Ancaman gugatan arbitrase internasional merupakan senjata lain yang sering digunakan asing untuk tetap mendominasi
Hal ini tidak boleh berulang. Pemerintah harus mampu menghadapi dan mempersiapkan gugatan secara saksama karena kita telah mempunyai UU yang baru (UU Pertambangan Mineral dan Batubara No 4/2009) dan hukum yang digunakan dalam sidang arbitrase adalah hukum negara tuan rumah.
Renegosiasi kontrak mutlak harus segera dituntaskan demi kedaulatan negara, harga diri bangsa, rasa keadilan, transparansi pengelolaan, dan peningkatan penerimaan untuk kesejahteraan. Pemerintah harus memosisikan negara sebagai pengendali sektor strategis ini. Renegosiasi merupakan amanat rakyat dalam undang-undang baru yang harus dipatuhi oleh siapa pun yang berkontrak di negara ini
SITI MAIMUNAH, Peneliti Sajogyo Institute; Ketua Tim Kerja Perempuan dan Tambang (Harian Kompas, Opini, 28/11/2015
Kontrak Karya (KK) Freeport Indonesia (FI) menjadi kiblat kebijakan pertambangan Orde Baru. Kebijakan itu ditandai dengan keluarnya UU No 1 Tahun 1967 tentang Penanaman Modal Asing, KK PT FI, dan UU No 11 Tahun 1967 tentang Pertambangan Umum.
Sejak itu, bumi pertiwi makin banyak melayani korporasi asing, seperti Vale/Inco, Rio Tinto, dan Newmont. Pelanggaran HAM, perusakan lingkungan, dan pemiskinan kerap menyertai operasi pertambangan di Indonesia.
Skandal renegosiasi kontrak Freeport yang melibatkan wakil rakyat dan kabinet penting diungkap. Namun, jangan lupakan rakyat Papua dan lingkungannya sebagai substansi pokok. Saatnya Presiden Jokowi melakukan ”penyelamatan terpimpin” demi kemaslahatan orang Papua dan kedaulatan negara.
HIKMAHANTO JUWANA, Guru Besar Hukum Internasional Universitas Indonesia (Harian Kompas, Opini, 31/12/2015)
Kontrak karya Freeport bisa diakhiri saat berakhir pada 2021. Ini ketentuan yang berlaku dalam Pasal 169 Ayat (a) UU Minerba. UU Minerba sebagai produk hukum pemerintah sebagai subyek hukum publik tidak mungkin dilawan dengan KK yang merupakan perjanjian meski salah satu pihaknya adalah pemerintah.

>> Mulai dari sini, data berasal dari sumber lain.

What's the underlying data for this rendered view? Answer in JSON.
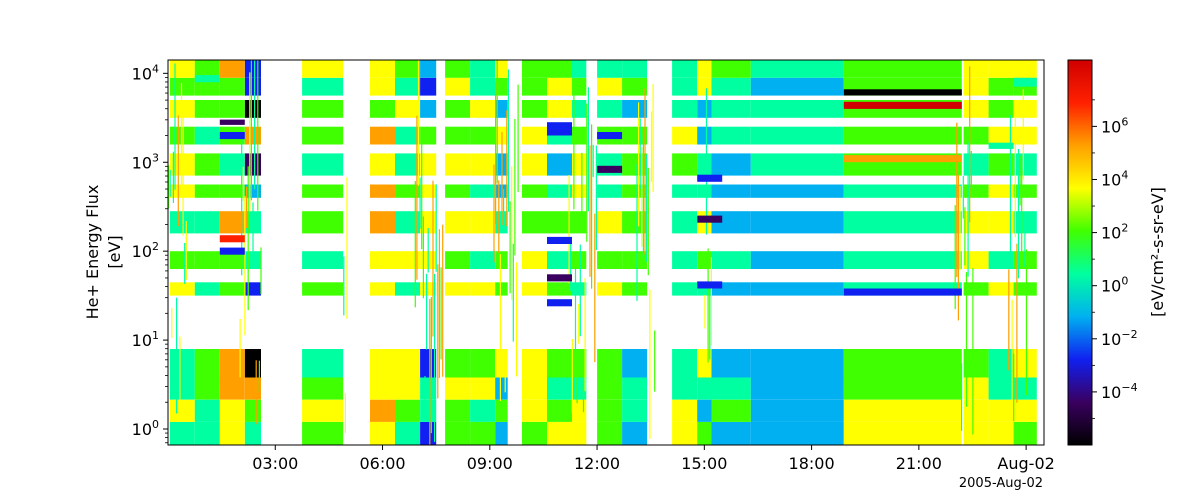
{
  "chart_data": {
    "type": "heatmap",
    "title": "",
    "ylabel_line1": "He+ Energy Flux",
    "ylabel_line2": "[eV]",
    "colorbar_label": "[eV/cm²-s-sr-eV]",
    "date_label": "2005-Aug-02",
    "x_range_hours": [
      0.0,
      24.5
    ],
    "y_range_log10": [
      -0.18,
      4.15
    ],
    "y_scale": "log",
    "grid": false,
    "x_ticks": [
      {
        "label": "03:00",
        "hour": 3
      },
      {
        "label": "06:00",
        "hour": 6
      },
      {
        "label": "09:00",
        "hour": 9
      },
      {
        "label": "12:00",
        "hour": 12
      },
      {
        "label": "15:00",
        "hour": 15
      },
      {
        "label": "18:00",
        "hour": 18
      },
      {
        "label": "21:00",
        "hour": 21
      },
      {
        "label": "Aug-02",
        "hour": 24
      }
    ],
    "y_ticks": [
      {
        "base": "10",
        "exp": "0",
        "log": 0
      },
      {
        "base": "10",
        "exp": "1",
        "log": 1
      },
      {
        "base": "10",
        "exp": "2",
        "log": 2
      },
      {
        "base": "10",
        "exp": "3",
        "log": 3
      },
      {
        "base": "10",
        "exp": "4",
        "log": 4
      }
    ],
    "colorbar": {
      "scale": "log",
      "range_log10": [
        -6,
        8.5
      ],
      "ticks": [
        {
          "base": "10",
          "exp": "6",
          "log": 6
        },
        {
          "base": "10",
          "exp": "4",
          "log": 4
        },
        {
          "base": "10",
          "exp": "2",
          "log": 2
        },
        {
          "base": "10",
          "exp": "0",
          "log": 0
        },
        {
          "base": "10",
          "exp": "−2",
          "log": -2
        },
        {
          "base": "10",
          "exp": "−4",
          "log": -4
        }
      ],
      "colors": [
        "#000000",
        "#3a0060",
        "#1020f0",
        "#00b0f0",
        "#00ffa0",
        "#40ff00",
        "#ffff00",
        "#ffa000",
        "#ff2000",
        "#d00000"
      ]
    },
    "columns": [
      {
        "t0": 0.05,
        "t1": 0.75,
        "low": 4,
        "high": 6
      },
      {
        "t0": 0.75,
        "t1": 1.45,
        "low": 4,
        "high": 5
      },
      {
        "t0": 1.45,
        "t1": 2.15,
        "low": 4,
        "high": 7
      },
      {
        "t0": 2.15,
        "t1": 2.6,
        "low": 0,
        "high": 7
      },
      {
        "t0": 3.75,
        "t1": 4.9,
        "low": 4,
        "high": 6
      },
      {
        "t0": 5.65,
        "t1": 6.35,
        "low": 5,
        "high": 7
      },
      {
        "t0": 6.35,
        "t1": 7.05,
        "low": 4,
        "high": 6
      },
      {
        "t0": 7.05,
        "t1": 7.5,
        "low": 2,
        "high": 6
      },
      {
        "t0": 7.75,
        "t1": 8.45,
        "low": 5,
        "high": 6
      },
      {
        "t0": 8.45,
        "t1": 9.15,
        "low": 4,
        "high": 6
      },
      {
        "t0": 9.15,
        "t1": 9.5,
        "low": 3,
        "high": 6
      },
      {
        "t0": 9.9,
        "t1": 10.6,
        "low": 5,
        "high": 6
      },
      {
        "t0": 10.6,
        "t1": 11.3,
        "low": 3,
        "high": 6
      },
      {
        "t0": 11.3,
        "t1": 11.7,
        "low": 4,
        "high": 6
      },
      {
        "t0": 12.0,
        "t1": 12.7,
        "low": 4,
        "high": 6
      },
      {
        "t0": 12.7,
        "t1": 13.4,
        "low": 3,
        "high": 5
      },
      {
        "t0": 14.1,
        "t1": 14.8,
        "low": 4,
        "high": 6
      },
      {
        "t0": 14.8,
        "t1": 15.2,
        "low": 3,
        "high": 6
      },
      {
        "t0": 15.2,
        "t1": 16.3,
        "low": 3,
        "high": 5
      },
      {
        "t0": 16.3,
        "t1": 18.9,
        "low": 3,
        "high": 4
      },
      {
        "t0": 18.9,
        "t1": 22.2,
        "low": 3,
        "high": 6
      },
      {
        "t0": 22.25,
        "t1": 22.95,
        "low": 4,
        "high": 6
      },
      {
        "t0": 22.95,
        "t1": 23.65,
        "low": 4,
        "high": 6
      },
      {
        "t0": 23.65,
        "t1": 24.3,
        "low": 4,
        "high": 6
      }
    ],
    "energy_bins_log10": [
      [
        -0.18,
        0.08
      ],
      [
        0.08,
        0.33
      ],
      [
        0.33,
        0.58
      ],
      [
        0.58,
        0.9
      ],
      [
        1.5,
        1.65
      ],
      [
        1.8,
        2.0
      ],
      [
        2.2,
        2.45
      ],
      [
        2.6,
        2.75
      ],
      [
        2.85,
        3.1
      ],
      [
        3.2,
        3.4
      ],
      [
        3.5,
        3.7
      ],
      [
        3.75,
        3.95
      ],
      [
        3.95,
        4.15
      ]
    ],
    "strong_bands": [
      {
        "t0": 18.9,
        "t1": 22.2,
        "lg0": 3.6,
        "lg1": 3.68,
        "level": 9
      },
      {
        "t0": 18.9,
        "t1": 22.2,
        "lg0": 3.75,
        "lg1": 3.82,
        "level": 0
      },
      {
        "t0": 18.9,
        "t1": 22.2,
        "lg0": 1.5,
        "lg1": 1.58,
        "level": 2
      },
      {
        "t0": 18.9,
        "t1": 22.2,
        "lg0": 3.0,
        "lg1": 3.08,
        "level": 7
      },
      {
        "t0": 10.6,
        "t1": 11.3,
        "lg0": 3.3,
        "lg1": 3.45,
        "level": 2
      },
      {
        "t0": 10.6,
        "t1": 11.3,
        "lg0": 2.08,
        "lg1": 2.16,
        "level": 2
      },
      {
        "t0": 10.6,
        "t1": 11.3,
        "lg0": 1.38,
        "lg1": 1.46,
        "level": 2
      },
      {
        "t0": 10.6,
        "t1": 11.3,
        "lg0": 1.66,
        "lg1": 1.74,
        "level": 1
      },
      {
        "t0": 1.45,
        "t1": 2.15,
        "lg0": 3.26,
        "lg1": 3.34,
        "level": 2
      },
      {
        "t0": 1.45,
        "t1": 2.15,
        "lg0": 3.42,
        "lg1": 3.48,
        "level": 1
      },
      {
        "t0": 1.45,
        "t1": 2.15,
        "lg0": 1.96,
        "lg1": 2.04,
        "level": 2
      },
      {
        "t0": 1.45,
        "t1": 2.15,
        "lg0": 2.1,
        "lg1": 2.18,
        "level": 8
      },
      {
        "t0": 12.0,
        "t1": 12.7,
        "lg0": 3.26,
        "lg1": 3.34,
        "level": 2
      },
      {
        "t0": 12.0,
        "t1": 12.7,
        "lg0": 2.88,
        "lg1": 2.96,
        "level": 1
      },
      {
        "t0": 14.8,
        "t1": 15.5,
        "lg0": 2.78,
        "lg1": 2.86,
        "level": 2
      },
      {
        "t0": 14.8,
        "t1": 15.5,
        "lg0": 1.58,
        "lg1": 1.66,
        "level": 2
      },
      {
        "t0": 14.8,
        "t1": 15.5,
        "lg0": 2.32,
        "lg1": 2.4,
        "level": 1
      },
      {
        "t0": 0.75,
        "t1": 1.45,
        "lg0": 3.9,
        "lg1": 3.98,
        "level": 4
      },
      {
        "t0": 22.95,
        "t1": 23.65,
        "lg0": 3.15,
        "lg1": 3.22,
        "level": 4
      },
      {
        "t0": 23.65,
        "t1": 24.3,
        "lg0": 3.85,
        "lg1": 3.95,
        "level": 4
      }
    ],
    "streaks": [
      {
        "t0": 0.0,
        "t1": 0.5
      },
      {
        "t0": 2.0,
        "t1": 2.6
      },
      {
        "t0": 4.9,
        "t1": 5.0
      },
      {
        "t0": 6.9,
        "t1": 7.7
      },
      {
        "t0": 9.1,
        "t1": 9.8
      },
      {
        "t0": 11.2,
        "t1": 12.0
      },
      {
        "t0": 13.1,
        "t1": 13.6
      },
      {
        "t0": 15.0,
        "t1": 15.2
      },
      {
        "t0": 22.0,
        "t1": 22.5
      },
      {
        "t0": 23.5,
        "t1": 24.0
      }
    ]
  }
}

Mayoritas rakyat Indonesia tidak menghendaki KK diperpanjang oleh pemerintah
Kalaulah ada ketentuan dalam KK yang menyatakan Freeport berhak meminta perpanjangan kapan saja selama masa kontrak ini, tidak berarti pemerintah sebagai subyek hukum perdata harus menyetujuinya. Misalnya, jika ada hal luar biasa, misalnya jika mayoritas rakyat Indonesia tidak menghendaki KK diperpanjang oleh pemerintah.
FREDDY NUMBERI, Duta Besar; Tokoh Masyarakat Papua (Harian Kompas, Opini, 12/1/2017)

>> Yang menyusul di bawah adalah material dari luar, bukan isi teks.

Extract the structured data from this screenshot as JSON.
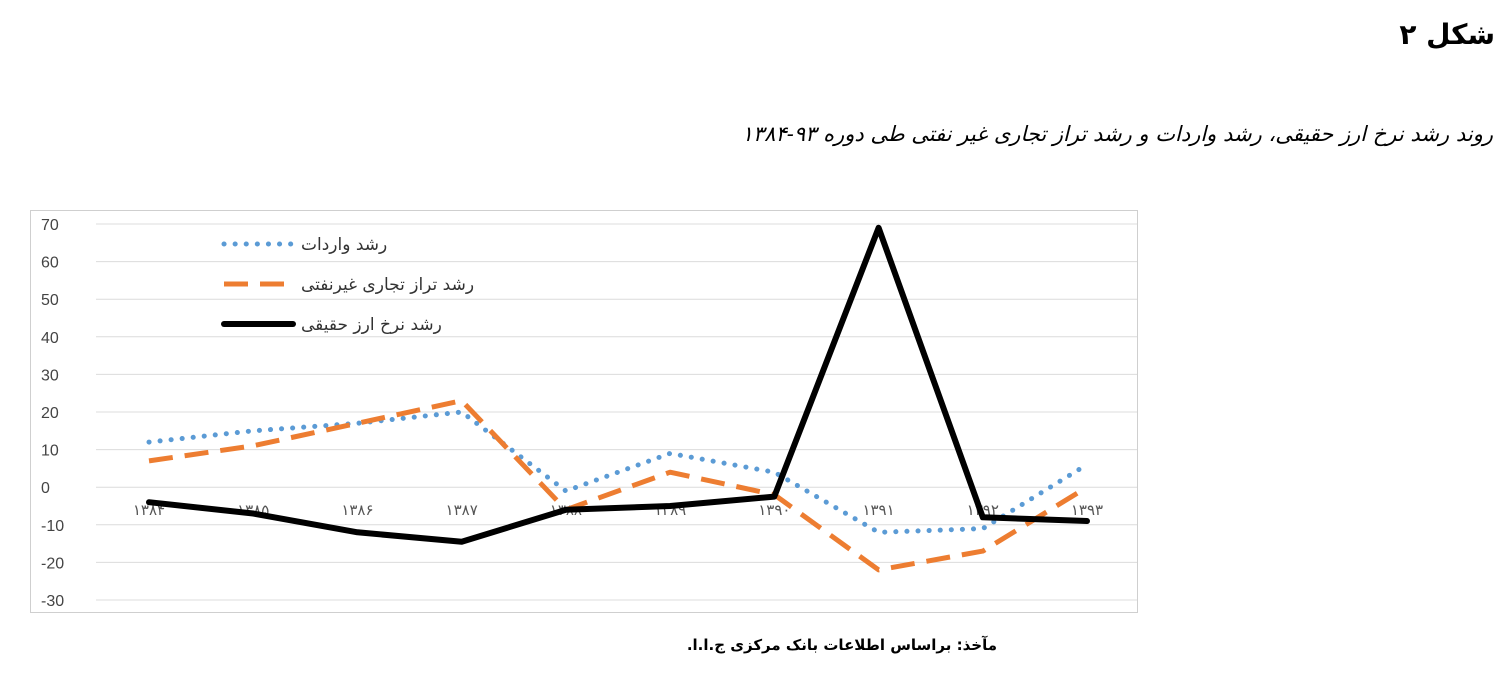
{
  "figure_label": "شکل ۲",
  "caption": "روند رشد نرخ ارز حقیقی، رشد واردات و رشد تراز تجاری غیر نفتی طی دوره ۹۳-۱۳۸۴",
  "source": "مآخذ: براساس اطلاعات بانک مرکزی ج.ا.ا.",
  "chart_data": {
    "type": "line",
    "categories": [
      "۱۳۸۴",
      "۱۳۸۵",
      "۱۳۸۶",
      "۱۳۸۷",
      "۱۳۸۸",
      "۱۳۸۹",
      "۱۳۹۰",
      "۱۳۹۱",
      "۱۳۹۲",
      "۱۳۹۳"
    ],
    "ylim": [
      -30,
      70
    ],
    "yticks": [
      70,
      60,
      50,
      40,
      30,
      20,
      10,
      0,
      -10,
      -20,
      -30
    ],
    "grid": true,
    "legend_position": "top-left",
    "series": [
      {
        "name": "رشد واردات",
        "style": "dotted",
        "color": "#5b9bd5",
        "values": [
          12,
          15,
          17,
          20,
          -1,
          9,
          4,
          -12,
          -11,
          6
        ]
      },
      {
        "name": "رشد تراز تجاری غیرنفتی",
        "style": "dashed",
        "color": "#ed7d31",
        "values": [
          7,
          11,
          17,
          23,
          -6,
          4,
          -2,
          -22,
          -17,
          0
        ]
      },
      {
        "name": "رشد نرخ ارز حقیقی",
        "style": "solid",
        "color": "#000000",
        "values": [
          -4,
          -7,
          -12,
          -14.5,
          -6,
          -5,
          -2.5,
          69,
          -8,
          -9
        ]
      }
    ]
  }
}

Freeport bukan hanya investasi ekonomi, melainkan juga mata rantai investasi politik dan simbol penjajahan kolonialisme modern di Indonesia, khususnya di Papua. Tidak salah jika dikatakan bahwa Freeport adalah Vereenigde Oostindische Compagnie (VOC) gaya modern di Indonesia. Hampir setengah abad Freeport di Papua, orang Papua tetap miskin dan menderita.
Kita sering mendengar apabila kontrak Freeport tidak diperpanjang tahun 2021, akan terjadi sengketa arbitrase internasional, eskalasi instabilitas bermotif SARA, separatisme, embargo ekonomi, ataupun invasi terhadap Indonesia seperti di Timur Tengah.
Indonesia jangan mau didikte
Isu-isu ini adalah teror yang mencoba menggoyahkan pendirian pemerintah dalam rangka menegakkan konstitusi negara Indonesia. Indonesia jangan mau didikte oleh perusahaan kapitalisme Freeport McMoran Copper and Gold Inc yang bergaya VOC ini.